I just slept the whole afternoon, got up at around 10 in the evening. Ate dinner and went to Malate. Alone. I don't know why in the hell I dragged myself alone there but I did.

At around two, I'm drinking Vodka Tonic and beer in BATH, watching guys/gays/or wutever they want to call themselves, dance their souls out. I've been in that bar for a couple of times already but most of the time I went there with my gayfriends and we'd just drink and drink 'til somebody blows his mind off. I dunno, but I just feel more comfortable with its crowd compared to BED or wherever.

Then, the music faded at around three, the DJ is mumbling something about a second set. Then I realized, that BATH do have special shows for Saturdays, immediately, people flocked towards the small platfrom in the middle of the bar, which serves to be the stage, and a guy wearing only a black thong and boots went and danced in the most seductive way he could.
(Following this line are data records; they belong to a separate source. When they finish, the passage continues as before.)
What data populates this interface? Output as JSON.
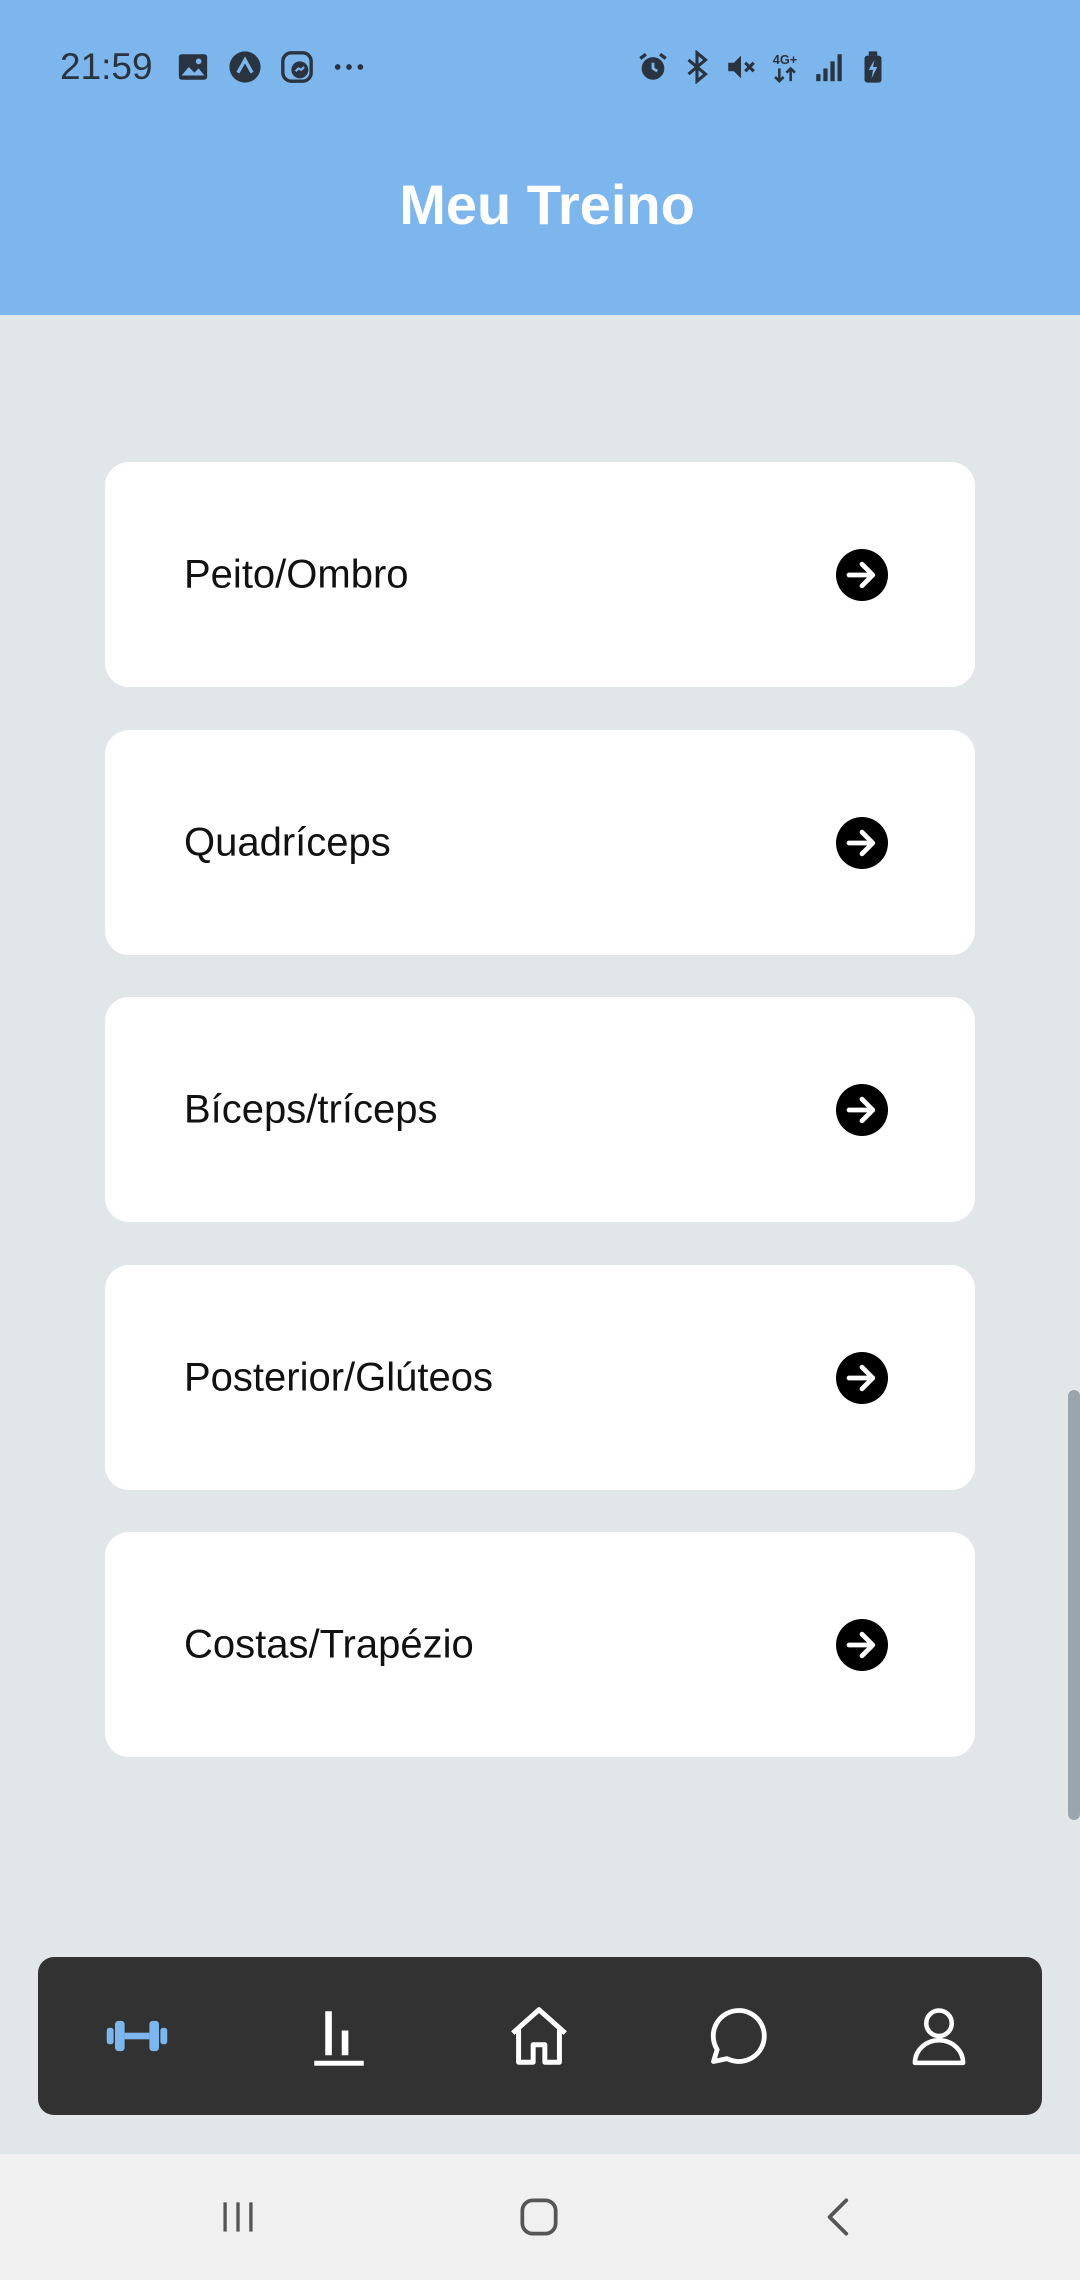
{
  "status_bar": {
    "time": "21:59",
    "left_icons": [
      "image-icon",
      "app-icon",
      "messenger-icon",
      "more-dots-icon"
    ],
    "right_icons": [
      "alarm-icon",
      "bluetooth-icon",
      "mute-icon",
      "4g-icon",
      "signal-icon",
      "battery-icon"
    ]
  },
  "header": {
    "title": "Meu Treino",
    "background": "#7db6ec"
  },
  "workouts": [
    {
      "label": "Peito/Ombro"
    },
    {
      "label": "Quadríceps"
    },
    {
      "label": "Bíceps/tríceps"
    },
    {
      "label": "Posterior/Glúteos"
    },
    {
      "label": "Costas/Trapézio"
    }
  ],
  "bottom_nav": {
    "items": [
      {
        "icon": "dumbbell-icon",
        "active": true
      },
      {
        "icon": "stats-icon",
        "active": false
      },
      {
        "icon": "home-icon",
        "active": false
      },
      {
        "icon": "chat-icon",
        "active": false
      },
      {
        "icon": "profile-icon",
        "active": false
      }
    ],
    "active_color": "#7db6ec",
    "background": "#323232"
  },
  "system_nav": [
    "recent-apps-icon",
    "home-button-icon",
    "back-icon"
  ]
}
Teasing the flock around him.

On the other hand, I was left on the bar, gulping every drop of the Vodka Tonic and chasing it with San Mig light. Thinking things, which mostly come to me, when I am alone and slightly intoxicated. The first dancer got his queue and left the stage, I heard a handful amount of comments of how stiff, large, or whatever they are referring to. After a couple of seconds, the second dancer sashayed his way to the platform.

My original plan is to get drunk with someone, have a sensible conversation while the alcohol is slowly numbing my neurons and go home satisfied. But something beyond my expectations happened. While, the second Macho Dancer is riding the stage, a commotion suddenly erupted from upstairs and then there were a couple of shrieks and sounds of beer bottles being smashed. At first, I thought that there were just a couple of war-mongers fighting over a guy or something. Then, suddenly somebody screamed "Raid! Raid!". I felt my eyeballs turned to the back of my head.

"This night couldn’t be any more worse," I mused to myself.

I couldn't do anything, as far as going out of the bar, I knew that there is no way to get through the raid team, so I just sat there calmly in the bar, still drinking what was left of my beer.

In a flash, there were comments, shouts and violent reactions from all around and I just felt bodies pushing me to the edge of the bar. I couldn't breathe, people massed around me in the bar area.

"This couldn’t be happening," one person said.

Others are holding one another, embraced tightly. Almost crying.

I heard one guy said to the guy he was with, "Sabihin mo sa 'kin hindi tayo dadalhin ng pulis sa presinto. Hindi ako pwedeng dalhin sa presinto."

Then another guy at my side said, "Hindi pwedeng malaman ng parents ko na nahuli ako sa isang gay bar."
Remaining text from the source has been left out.